Stability Analysis Based on Transient Magnetic-Circuit Coupled Method for DC-Biased Transformer

Combining with the hot problem of DC-biased transformer, the stability, accuracy, efficiency and magnetic changing characteristic are researched in transient magnetic- circuit coupled compute. The power-balanced method is improved to get the dynamic inductances. According to the high-order convergence of the fourth Runge-Kutta, the absolute stability region, which is a function of the critical time step, is determined, and the relation between state matrix and time step is also deduced. Simulation and case study about normal and DC biasing operation are given to work out the transient currents and dynamic inductances. The varying characteristics of coupling parameters are researched in accord with different saturated excitations.
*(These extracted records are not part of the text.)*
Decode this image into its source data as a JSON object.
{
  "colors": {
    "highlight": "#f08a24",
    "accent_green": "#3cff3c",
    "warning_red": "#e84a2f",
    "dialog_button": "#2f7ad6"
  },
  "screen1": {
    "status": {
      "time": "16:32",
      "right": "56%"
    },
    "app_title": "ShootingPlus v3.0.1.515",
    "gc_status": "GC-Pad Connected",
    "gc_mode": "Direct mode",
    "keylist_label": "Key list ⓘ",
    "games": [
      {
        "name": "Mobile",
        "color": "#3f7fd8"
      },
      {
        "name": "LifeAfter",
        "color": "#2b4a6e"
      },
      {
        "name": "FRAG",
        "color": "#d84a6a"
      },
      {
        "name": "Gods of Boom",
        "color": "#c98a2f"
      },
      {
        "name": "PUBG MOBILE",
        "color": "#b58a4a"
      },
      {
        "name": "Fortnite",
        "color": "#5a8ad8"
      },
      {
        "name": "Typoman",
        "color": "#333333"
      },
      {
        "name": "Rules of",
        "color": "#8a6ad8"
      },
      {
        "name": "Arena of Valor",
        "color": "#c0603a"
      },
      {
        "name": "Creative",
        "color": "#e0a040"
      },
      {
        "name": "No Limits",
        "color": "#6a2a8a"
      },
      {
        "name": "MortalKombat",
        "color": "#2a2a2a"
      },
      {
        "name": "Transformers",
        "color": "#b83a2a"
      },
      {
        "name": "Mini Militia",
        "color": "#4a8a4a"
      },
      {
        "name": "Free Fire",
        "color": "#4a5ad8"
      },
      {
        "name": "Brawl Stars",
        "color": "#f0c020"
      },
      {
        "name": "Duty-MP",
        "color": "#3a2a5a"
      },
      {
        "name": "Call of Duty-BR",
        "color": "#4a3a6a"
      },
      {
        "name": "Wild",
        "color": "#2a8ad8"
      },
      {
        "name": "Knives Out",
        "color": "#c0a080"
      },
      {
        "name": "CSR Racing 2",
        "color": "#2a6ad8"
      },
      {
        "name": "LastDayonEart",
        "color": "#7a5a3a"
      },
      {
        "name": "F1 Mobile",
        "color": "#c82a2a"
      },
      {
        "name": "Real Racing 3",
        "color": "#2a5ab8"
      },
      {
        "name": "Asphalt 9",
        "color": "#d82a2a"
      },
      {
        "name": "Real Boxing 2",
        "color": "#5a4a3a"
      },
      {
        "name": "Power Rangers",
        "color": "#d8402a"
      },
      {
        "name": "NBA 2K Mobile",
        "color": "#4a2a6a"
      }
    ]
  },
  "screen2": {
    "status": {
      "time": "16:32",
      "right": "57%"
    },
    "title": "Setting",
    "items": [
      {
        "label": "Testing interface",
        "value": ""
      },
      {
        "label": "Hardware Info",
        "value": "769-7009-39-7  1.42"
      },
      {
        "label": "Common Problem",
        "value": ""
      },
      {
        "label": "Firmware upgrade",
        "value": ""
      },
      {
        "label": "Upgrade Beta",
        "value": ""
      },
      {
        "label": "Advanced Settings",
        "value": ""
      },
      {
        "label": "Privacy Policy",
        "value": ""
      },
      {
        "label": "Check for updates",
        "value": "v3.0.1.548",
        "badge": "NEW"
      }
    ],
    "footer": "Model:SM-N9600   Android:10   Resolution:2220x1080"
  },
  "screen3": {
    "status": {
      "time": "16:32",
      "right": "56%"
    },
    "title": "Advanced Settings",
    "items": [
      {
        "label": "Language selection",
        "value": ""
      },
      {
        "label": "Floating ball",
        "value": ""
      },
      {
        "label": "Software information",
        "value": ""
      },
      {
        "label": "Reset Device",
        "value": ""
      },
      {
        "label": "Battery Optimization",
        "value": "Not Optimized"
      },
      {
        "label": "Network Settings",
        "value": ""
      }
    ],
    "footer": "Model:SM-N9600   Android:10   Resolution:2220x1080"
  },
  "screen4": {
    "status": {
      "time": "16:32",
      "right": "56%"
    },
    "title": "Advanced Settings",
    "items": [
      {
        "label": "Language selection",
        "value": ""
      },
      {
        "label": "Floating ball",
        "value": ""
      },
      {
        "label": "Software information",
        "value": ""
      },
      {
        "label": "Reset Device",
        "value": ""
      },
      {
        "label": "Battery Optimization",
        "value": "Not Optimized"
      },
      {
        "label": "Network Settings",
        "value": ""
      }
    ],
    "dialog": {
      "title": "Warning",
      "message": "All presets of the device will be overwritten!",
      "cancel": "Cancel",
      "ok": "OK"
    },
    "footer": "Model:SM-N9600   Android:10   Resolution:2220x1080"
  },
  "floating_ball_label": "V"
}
Result shows these parameters are feasible to reflect the variable magnetic saturation. Compared with the traditional and improved Euler methods, the fourth Runge-Kutta takes advantages in stability and precision. It can be found from simulation that the stable region is proved with validity. Meanwhile, not only the computing speed and accuracy are directly related to the time step, but also are the changing characteristics of the coupling quantities. On this basis, an adaptive algorithm of time-varying step in transient coupled computation is proposed and applied. The result coincides with experimental data. And this adaptive method is verified to gain more efficient and accurate computation.